Daniela Truffer protesta frente ao Hospital Universitário de Berna. Keystone

É um menino! É uma menina! Mas o que acontece quando a vida não funciona como nos cartões de felicitações e é difícil de definir o sexo da criança?

A ativista suíça Daniela Truffer lidera uma campanha para acabar com as cirurgias genitais e tratamentos hormonais em crianças nascidas sem órgãos sexuais determinados.

Truffer argumenta que pessoas afetadas pelo problema deveriam ter tempo para crescer e decidir elas próprias se devem se tornar homens, mulheres ou ficar entre os dois sexos.

“Cirurgia forçada não pode ser a resposta”, declara. Ela cita estudos médicos que revelam as consequências negativas e mostram que a maioria dos pacientes sofrem a vida inteira de frustração e arrependimento.

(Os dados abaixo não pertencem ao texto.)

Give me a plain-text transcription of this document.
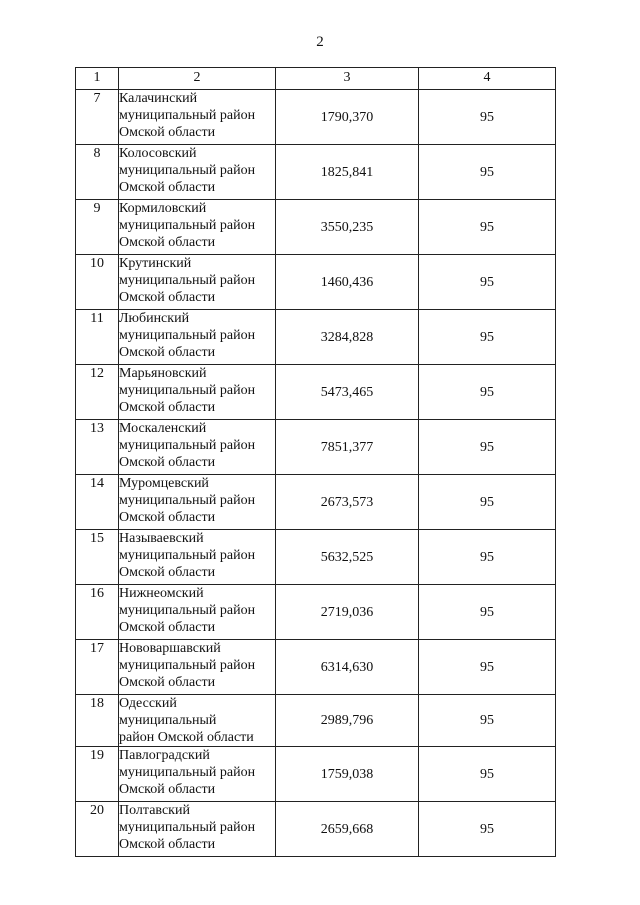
2
1	2	3	4
7	Калачинский
муниципальный район
Омской области	1790,370	95
8	Колосовский
муниципальный район
Омской области	1825,841	95
9	Кормиловский
муниципальный район
Омской области	3550,235	95
10	Крутинский
муниципальный район
Омской области	1460,436	95
11	Любинский
муниципальный район
Омской области	3284,828	95
12	Марьяновский
муниципальный район
Омской области	5473,465	95
13	Москаленский
муниципальный район
Омской области	7851,377	95
14	Муромцевский
муниципальный район
Омской области	2673,573	95
15	Называевский
муниципальный район
Омской области	5632,525	95
16	Нижнеомский
муниципальный район
Омской области	2719,036	95
17	Нововаршавский
муниципальный район
Омской области	6314,630	95
18	Одесский муниципальный
район Омской области	2989,796	95
19	Павлоградский
муниципальный район
Омской области	1759,038	95
20	Полтавский
муниципальный район
Омской области	2659,668	95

“Essas cirurgias são dolorosas, irreversíveis e tendem a reduzir ou remover completamente a sensibilidade sexual. Cirurgias cosméticas não consentidas violam o direito de integridade física e de autodeterminação. Trata-se de uma questão de direitos humanos”, critica Truffer.

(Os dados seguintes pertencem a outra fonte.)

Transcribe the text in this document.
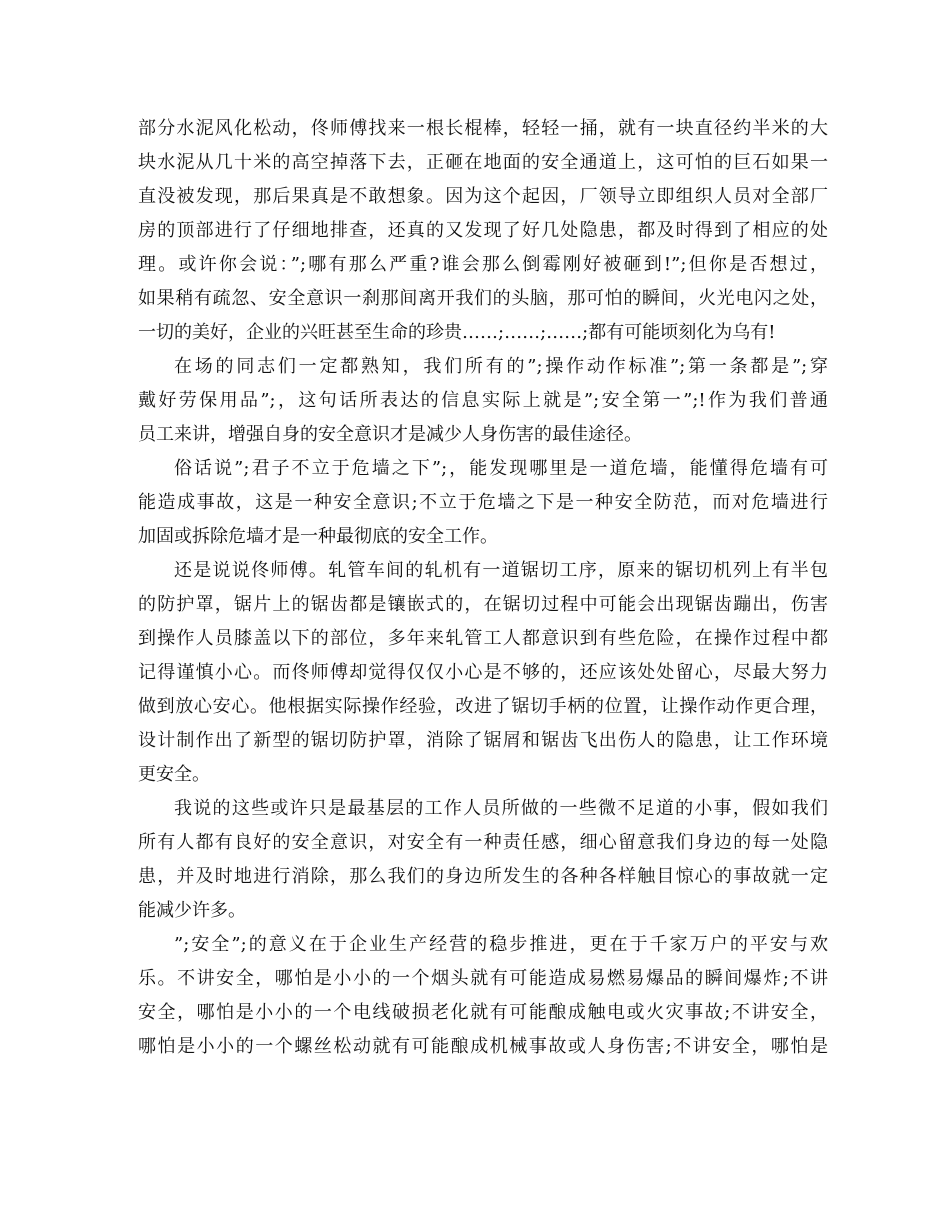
部分水泥风化松动，佟师傅找来一根长棍棒，轻轻一捅，就有一块直径约半米的大
块水泥从几十米的高空掉落下去，正砸在地面的安全通道上，这可怕的巨石如果一
直没被发现，那后果真是不敢想象。因为这个起因，厂领导立即组织人员对全部厂
房的顶部进行了仔细地排查，还真的又发现了好几处隐患，都及时得到了相应的处
理。或许你会说：”;哪有那么严重?谁会那么倒霉刚好被砸到!”;但你是否想过，
如果稍有疏忽、安全意识一刹那间离开我们的头脑，那可怕的瞬间，火光电闪之处，
一切的美好，企业的兴旺甚至生命的珍贵……;……;……;都有可能顷刻化为乌有!
在场的同志们一定都熟知，我们所有的”;操作动作标准”;第一条都是”;穿
戴好劳保用品”;，这句话所表达的信息实际上就是”;安全第一”;!作为我们普通
员工来讲，增强自身的安全意识才是减少人身伤害的最佳途径。
俗话说”;君子不立于危墙之下”;，能发现哪里是一道危墙，能懂得危墙有可
能造成事故，这是一种安全意识;不立于危墙之下是一种安全防范，而对危墙进行
加固或拆除危墙才是一种最彻底的安全工作。
还是说说佟师傅。轧管车间的轧机有一道锯切工序，原来的锯切机列上有半包
的防护罩，锯片上的锯齿都是镶嵌式的，在锯切过程中可能会出现锯齿蹦出，伤害
到操作人员膝盖以下的部位，多年来轧管工人都意识到有些危险，在操作过程中都
记得谨慎小心。而佟师傅却觉得仅仅小心是不够的，还应该处处留心，尽最大努力
做到放心安心。他根据实际操作经验，改进了锯切手柄的位置，让操作动作更合理，
设计制作出了新型的锯切防护罩，消除了锯屑和锯齿飞出伤人的隐患，让工作环境
更安全。
我说的这些或许只是最基层的工作人员所做的一些微不足道的小事，假如我们
所有人都有良好的安全意识，对安全有一种责任感，细心留意我们身边的每一处隐
患，并及时地进行消除，那么我们的身边所发生的各种各样触目惊心的事故就一定
能减少许多。
”;安全”;的意义在于企业生产经营的稳步推进，更在于千家万户的平安与欢
乐。不讲安全，哪怕是小小的一个烟头就有可能造成易燃易爆品的瞬间爆炸;不讲
安全，哪怕是小小的一个电线破损老化就有可能酿成触电或火灾事故;不讲安全，
哪怕是小小的一个螺丝松动就有可能酿成机械事故或人身伤害;不讲安全，哪怕是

O fenômeno, que ocorre de uma vez em dois mil nascimentos, em média, traz seres que não são nem completamente masculinos ou femininos. Eles eram parte da sociedade nos tempos da Antiguidade, porém começaram a se tornar uma minoria invisível, sobretudo quando as intervenções cirúrgicas “corretivas” se tornaram norma no século 20.

Urgência

Médicos e pais agem por força de um imperativo cultural. Se elementos dos dois sexos estão presentes em uma criança, um sexo tem de ser escolhido em detrimento do outro, sem perda de tempo.

Truffer, que começou há dois anos a fazer a campanha pelos intersexuais, afirma que sua história pessoal não é uma exceção.

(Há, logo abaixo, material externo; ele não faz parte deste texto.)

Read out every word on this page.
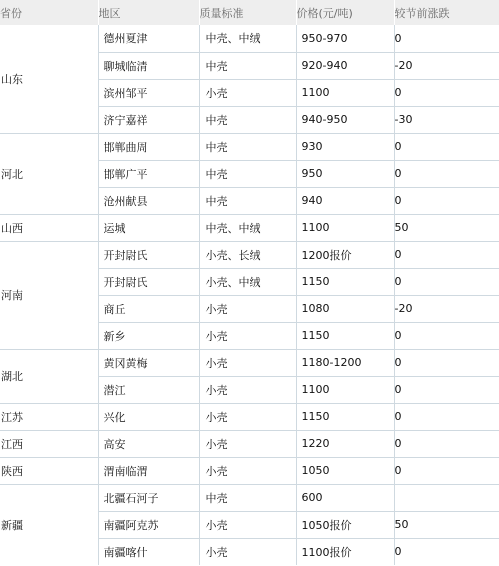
省份	地区	质量标准	价格(元/吨)	较节前涨跌
山东	德州夏津	中壳、中绒	950-970	0
	聊城临清	中壳	920-940	-20
	滨州邹平	小壳	1100	0
	济宁嘉祥	中壳	940-950	-30
河北	邯郸曲周	中壳	930	0
	邯郸广平	中壳	950	0
	沧州献县	中壳	940	0
山西	运城	中壳、中绒	1100	50
河南	开封尉氏	小壳、长绒	1200报价	0
	开封尉氏	小壳、中绒	1150	0
	商丘	小壳	1080	-20
	新乡	小壳	1150	0
湖北	黄冈黄梅	小壳	1180-1200	0
	潜江	小壳	1100	0
江苏	兴化	小壳	1150	0
江西	高安	小壳	1220	0
陕西	渭南临渭	小壳	1050	0
新疆	北疆石河子	中壳	600	
	南疆阿克苏	小壳	1050报价	50
	南疆喀什	小壳	1100报价	0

Ela nasceu em 1965 “sem características sexuais claras”. Tinha cromossomos masculinos, um micro-pênis e escroto subdesenvolvido mais semelhante a lábios vaginais.

“Pelo seu próprio bem-estar”, os médicos fizeram uma cirurgia para determinar seu sexo o mais cedo possível. Os testículos de Daniela foram removidos quando ela tinha apenas dois meses de idade. “Eles me castraram”, lamenta-se.

Aos sete anos, seu micro-pênis foi encurtado para se tornar um clitóris. Aos 18, recebeu uma vagina artificial. “A maioria das pessoas que conheço tem pouca sensibilidade sexual ou nenhuma. Eles estão violando os direitos humanos. Isso é cruel”, acusa.

Vergonha

Embora sentisse que era diferente das outras crianças, nem seus pais ou os médicos explicaram claramente a Daniela as suas verdadeiras condições. Ela cresceu tendo um profundo sentimento de vergonha.

Sua cólera agora é direcionada contra o aparato médico, lento em mudar suas práticas de fazer cirurgias de determinação sexual.

“Eles se fazem de Deus. Os médicos pressionam os pais. É algo feito em sigilo. Um tabu que acaba confundindo os progenitores. Eles não sabem o que fazer.”

Como membro ativo na campanha suíça contra operações genitais em crianças intersexuais – Zwischengeschlecht.org – Truffer entregou uma carta aberta de protesto no Hospital Universitário de Berna no início do mês. Nela é exigido dos médicos o fim “das operações forçadas”.

Muitos doutores defendem a opinião geral de que uma criança necessita uma clara aparência biológica. A questão não é operar, mas em que direção.

Em recente entrevista dada a um jornal, o médico-pediatra baseado em Berna, Zacharias Zachariou, afirmou ser importante” se possível, tomr a decisão no primeiro ou segundo ano após o nascimento”.

Escolha do gênero

Mas sexo biológico e gênero sexual não são as mesmas coisas, como avalia a socióloga Kathrin Zehnder, da Universidade da Basileia.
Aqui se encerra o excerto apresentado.